Milan Radia, CEO of Connected Compute and partner at Taranis Capital, recently discussed with Mark Walker the significant transformation of digital infrastructure driven by AI workloads and their impact on data centre needs. The Middle East has positioned itself as a leading location for high-density data centre projects, bolstered by key factors such as strategic connectivity and dependable power supply.
Radia highlighted the industry’s shift from a traditional “powered shell” real estate model to more intricate environments designed to accommodate exceptionally high power densities. The introduction of Nvidia GB300 chips is pushing the power requirements for racks to 150kW, a significant increase from previous standards.
“Liquid is a much better conductor of heat,” Radia remarked, stressing that the industry’s move from air-cooling to direct-to-chip liquid cooling has become essential for modern AI facilities. This shift creates a notable risk of obsolescence for older infrastructure that cannot be easily upgraded to meet the current demands.
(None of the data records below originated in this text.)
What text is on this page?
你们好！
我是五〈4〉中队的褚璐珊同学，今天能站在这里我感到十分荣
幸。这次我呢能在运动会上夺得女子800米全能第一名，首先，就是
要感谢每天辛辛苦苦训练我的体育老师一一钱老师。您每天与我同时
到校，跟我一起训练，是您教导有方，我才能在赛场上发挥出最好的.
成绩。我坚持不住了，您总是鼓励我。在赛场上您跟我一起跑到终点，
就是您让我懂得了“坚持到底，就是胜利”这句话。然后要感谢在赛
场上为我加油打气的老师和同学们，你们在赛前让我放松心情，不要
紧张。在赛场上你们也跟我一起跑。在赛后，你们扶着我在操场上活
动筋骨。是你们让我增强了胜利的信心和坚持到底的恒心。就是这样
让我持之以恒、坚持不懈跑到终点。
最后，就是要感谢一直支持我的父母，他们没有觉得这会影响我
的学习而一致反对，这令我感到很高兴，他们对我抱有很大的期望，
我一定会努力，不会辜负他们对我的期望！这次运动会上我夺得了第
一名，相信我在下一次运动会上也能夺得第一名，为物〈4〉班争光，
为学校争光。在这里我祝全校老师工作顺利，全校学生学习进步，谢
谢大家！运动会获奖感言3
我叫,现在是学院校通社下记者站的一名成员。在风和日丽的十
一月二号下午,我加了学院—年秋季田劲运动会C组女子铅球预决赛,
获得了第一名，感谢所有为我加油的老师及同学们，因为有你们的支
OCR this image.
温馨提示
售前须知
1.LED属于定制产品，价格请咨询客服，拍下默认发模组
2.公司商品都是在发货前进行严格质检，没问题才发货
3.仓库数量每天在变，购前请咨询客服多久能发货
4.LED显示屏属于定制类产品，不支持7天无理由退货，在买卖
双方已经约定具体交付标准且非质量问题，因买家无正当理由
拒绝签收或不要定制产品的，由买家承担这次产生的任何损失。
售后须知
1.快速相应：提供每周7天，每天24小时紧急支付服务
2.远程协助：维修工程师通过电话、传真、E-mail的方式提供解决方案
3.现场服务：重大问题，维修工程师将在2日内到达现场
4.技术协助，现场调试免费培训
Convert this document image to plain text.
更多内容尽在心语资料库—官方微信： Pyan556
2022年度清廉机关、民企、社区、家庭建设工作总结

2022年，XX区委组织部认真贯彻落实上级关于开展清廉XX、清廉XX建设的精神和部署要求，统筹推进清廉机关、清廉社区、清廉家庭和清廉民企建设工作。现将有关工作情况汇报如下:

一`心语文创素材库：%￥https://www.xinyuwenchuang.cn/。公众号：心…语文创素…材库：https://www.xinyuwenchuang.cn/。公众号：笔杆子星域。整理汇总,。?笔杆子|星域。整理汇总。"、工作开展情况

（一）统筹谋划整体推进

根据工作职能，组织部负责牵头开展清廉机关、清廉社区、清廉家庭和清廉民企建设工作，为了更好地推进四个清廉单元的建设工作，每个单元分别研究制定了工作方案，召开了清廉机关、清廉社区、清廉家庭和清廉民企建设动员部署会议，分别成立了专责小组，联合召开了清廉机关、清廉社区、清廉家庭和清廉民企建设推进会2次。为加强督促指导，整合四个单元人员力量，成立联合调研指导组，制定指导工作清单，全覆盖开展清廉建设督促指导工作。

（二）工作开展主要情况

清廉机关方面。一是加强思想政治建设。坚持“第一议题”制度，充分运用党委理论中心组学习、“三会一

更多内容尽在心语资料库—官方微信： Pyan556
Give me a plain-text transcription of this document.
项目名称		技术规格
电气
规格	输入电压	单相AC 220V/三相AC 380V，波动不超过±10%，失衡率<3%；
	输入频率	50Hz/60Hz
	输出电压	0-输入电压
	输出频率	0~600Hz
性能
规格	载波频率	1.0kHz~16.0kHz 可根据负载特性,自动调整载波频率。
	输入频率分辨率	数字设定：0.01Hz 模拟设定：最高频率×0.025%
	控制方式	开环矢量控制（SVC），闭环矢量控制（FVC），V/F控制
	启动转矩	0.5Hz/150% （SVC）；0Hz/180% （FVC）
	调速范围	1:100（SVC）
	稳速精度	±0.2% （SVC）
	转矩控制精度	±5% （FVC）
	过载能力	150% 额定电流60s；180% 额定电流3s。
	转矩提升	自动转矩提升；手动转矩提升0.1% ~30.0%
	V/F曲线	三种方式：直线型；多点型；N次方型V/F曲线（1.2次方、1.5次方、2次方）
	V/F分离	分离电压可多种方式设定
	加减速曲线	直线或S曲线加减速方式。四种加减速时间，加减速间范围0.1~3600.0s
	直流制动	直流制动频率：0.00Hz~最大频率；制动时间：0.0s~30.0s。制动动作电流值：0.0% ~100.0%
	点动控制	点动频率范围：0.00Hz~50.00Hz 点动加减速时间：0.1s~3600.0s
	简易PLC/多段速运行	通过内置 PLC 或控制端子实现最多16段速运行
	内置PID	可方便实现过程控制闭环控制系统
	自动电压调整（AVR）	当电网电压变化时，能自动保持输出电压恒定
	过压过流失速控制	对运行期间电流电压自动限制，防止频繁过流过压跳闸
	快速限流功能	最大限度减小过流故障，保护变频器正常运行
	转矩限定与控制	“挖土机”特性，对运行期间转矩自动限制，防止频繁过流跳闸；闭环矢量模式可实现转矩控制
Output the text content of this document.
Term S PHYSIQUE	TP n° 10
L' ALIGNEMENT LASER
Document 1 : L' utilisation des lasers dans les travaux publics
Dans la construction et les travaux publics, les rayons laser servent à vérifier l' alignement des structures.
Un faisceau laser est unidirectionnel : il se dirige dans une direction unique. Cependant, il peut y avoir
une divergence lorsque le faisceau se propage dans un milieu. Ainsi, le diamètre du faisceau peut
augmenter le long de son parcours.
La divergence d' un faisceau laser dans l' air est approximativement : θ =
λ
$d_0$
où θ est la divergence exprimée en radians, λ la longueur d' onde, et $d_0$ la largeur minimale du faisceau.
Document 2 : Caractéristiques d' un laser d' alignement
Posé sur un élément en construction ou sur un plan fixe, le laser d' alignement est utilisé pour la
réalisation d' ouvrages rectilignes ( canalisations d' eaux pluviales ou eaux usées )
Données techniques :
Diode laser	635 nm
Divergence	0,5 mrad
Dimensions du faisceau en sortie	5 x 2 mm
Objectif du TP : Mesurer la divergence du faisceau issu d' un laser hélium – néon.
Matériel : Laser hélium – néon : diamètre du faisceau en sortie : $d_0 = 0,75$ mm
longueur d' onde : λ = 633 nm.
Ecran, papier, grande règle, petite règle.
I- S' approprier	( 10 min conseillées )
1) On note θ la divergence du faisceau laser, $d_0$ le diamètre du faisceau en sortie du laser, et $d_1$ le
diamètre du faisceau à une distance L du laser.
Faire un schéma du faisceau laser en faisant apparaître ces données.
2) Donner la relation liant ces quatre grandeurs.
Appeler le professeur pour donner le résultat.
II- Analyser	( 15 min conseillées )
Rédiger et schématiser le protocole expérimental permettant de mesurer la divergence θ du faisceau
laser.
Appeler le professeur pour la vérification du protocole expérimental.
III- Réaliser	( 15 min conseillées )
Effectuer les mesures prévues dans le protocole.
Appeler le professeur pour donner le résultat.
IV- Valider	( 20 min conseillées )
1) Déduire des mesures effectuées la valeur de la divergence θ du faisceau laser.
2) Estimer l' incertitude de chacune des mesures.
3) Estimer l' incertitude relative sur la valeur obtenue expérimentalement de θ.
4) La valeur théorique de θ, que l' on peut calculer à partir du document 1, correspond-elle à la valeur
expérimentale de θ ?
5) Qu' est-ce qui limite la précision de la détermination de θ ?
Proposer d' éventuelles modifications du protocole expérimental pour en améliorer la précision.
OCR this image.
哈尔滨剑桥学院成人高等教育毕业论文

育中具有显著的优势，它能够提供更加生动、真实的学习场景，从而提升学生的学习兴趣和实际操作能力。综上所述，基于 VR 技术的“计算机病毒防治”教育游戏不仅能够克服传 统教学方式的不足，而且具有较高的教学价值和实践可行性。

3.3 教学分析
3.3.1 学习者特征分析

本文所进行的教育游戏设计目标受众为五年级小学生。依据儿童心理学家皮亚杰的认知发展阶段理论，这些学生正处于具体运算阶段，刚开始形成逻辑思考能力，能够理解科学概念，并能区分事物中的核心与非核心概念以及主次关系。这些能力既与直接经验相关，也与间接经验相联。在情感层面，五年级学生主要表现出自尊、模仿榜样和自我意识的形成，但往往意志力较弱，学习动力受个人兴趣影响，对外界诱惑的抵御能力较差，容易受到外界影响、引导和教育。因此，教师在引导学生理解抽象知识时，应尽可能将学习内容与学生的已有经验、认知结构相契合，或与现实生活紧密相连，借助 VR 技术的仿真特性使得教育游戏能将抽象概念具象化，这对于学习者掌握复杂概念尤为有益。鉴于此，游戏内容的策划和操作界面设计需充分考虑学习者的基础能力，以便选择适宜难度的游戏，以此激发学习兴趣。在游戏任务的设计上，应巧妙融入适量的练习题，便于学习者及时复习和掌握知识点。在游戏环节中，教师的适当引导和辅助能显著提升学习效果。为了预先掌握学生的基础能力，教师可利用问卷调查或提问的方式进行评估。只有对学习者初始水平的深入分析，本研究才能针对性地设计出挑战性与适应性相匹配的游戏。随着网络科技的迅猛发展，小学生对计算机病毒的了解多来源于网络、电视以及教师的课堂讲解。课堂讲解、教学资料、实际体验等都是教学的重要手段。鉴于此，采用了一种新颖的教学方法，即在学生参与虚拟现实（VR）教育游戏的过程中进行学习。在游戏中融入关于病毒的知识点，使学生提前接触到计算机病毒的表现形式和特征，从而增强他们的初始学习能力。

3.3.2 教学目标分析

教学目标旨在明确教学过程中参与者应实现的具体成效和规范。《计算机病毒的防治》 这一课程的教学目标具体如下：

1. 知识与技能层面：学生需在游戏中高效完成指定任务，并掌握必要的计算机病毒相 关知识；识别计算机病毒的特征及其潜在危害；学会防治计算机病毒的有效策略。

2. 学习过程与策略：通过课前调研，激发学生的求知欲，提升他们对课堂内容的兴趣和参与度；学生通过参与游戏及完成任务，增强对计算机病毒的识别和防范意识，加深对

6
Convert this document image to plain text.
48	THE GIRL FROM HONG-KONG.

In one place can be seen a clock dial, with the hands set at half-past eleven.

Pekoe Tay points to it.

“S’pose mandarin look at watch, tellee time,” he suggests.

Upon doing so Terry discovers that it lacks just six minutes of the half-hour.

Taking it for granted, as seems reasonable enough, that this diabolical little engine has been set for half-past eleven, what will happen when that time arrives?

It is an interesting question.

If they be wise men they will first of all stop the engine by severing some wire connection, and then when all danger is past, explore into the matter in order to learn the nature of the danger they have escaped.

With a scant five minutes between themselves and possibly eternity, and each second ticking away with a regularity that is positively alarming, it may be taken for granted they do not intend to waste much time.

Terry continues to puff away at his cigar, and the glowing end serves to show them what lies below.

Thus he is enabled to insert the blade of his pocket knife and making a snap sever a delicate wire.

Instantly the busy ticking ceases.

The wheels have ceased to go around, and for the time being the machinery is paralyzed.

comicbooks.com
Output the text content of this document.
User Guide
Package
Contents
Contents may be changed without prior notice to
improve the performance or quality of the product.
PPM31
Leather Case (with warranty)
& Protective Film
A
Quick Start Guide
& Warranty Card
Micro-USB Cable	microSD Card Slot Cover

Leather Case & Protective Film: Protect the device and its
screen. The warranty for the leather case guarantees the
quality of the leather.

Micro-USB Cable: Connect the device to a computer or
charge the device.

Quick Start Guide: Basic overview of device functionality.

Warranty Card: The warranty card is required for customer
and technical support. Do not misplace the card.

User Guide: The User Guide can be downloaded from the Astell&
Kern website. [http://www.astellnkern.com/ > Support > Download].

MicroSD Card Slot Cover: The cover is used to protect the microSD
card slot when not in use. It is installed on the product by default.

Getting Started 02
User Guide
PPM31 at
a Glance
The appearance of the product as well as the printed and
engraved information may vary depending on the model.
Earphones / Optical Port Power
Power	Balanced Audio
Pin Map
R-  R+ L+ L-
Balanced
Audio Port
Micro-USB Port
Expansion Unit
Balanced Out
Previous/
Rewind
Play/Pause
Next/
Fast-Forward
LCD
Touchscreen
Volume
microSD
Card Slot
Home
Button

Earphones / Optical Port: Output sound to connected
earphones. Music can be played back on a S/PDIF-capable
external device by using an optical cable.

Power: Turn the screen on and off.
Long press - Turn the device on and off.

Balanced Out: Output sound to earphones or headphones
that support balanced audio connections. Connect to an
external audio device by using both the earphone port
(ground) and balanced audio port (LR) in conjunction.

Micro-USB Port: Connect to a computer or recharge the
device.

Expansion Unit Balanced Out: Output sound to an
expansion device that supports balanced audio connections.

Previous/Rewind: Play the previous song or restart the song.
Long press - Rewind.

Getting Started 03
The urgency for “on-soil” data centres is also accelerating, driven by government initiatives in the UAE and Saudi Arabia that emphasize data sovereignty. Radia noted that proprietary AI models are now critical for sensitive government and corporate data, underscoring the need for domestic capacity. The focus is increasingly shifting toward “inferencing,” which requires low latency for applications such as Gemini, delivering real-time responses.
Investment in regional infrastructure is further bolstered by bilateral agreements and the availability of advanced GPUs, facilitating large-scale projects backed by organizations like IHC. Radia concluded that while the demand for infrastructure capacity is immense, the most successful entities will be those developing distributed, high-density hubs capable of meeting the unique latency requirements of the next-generation software.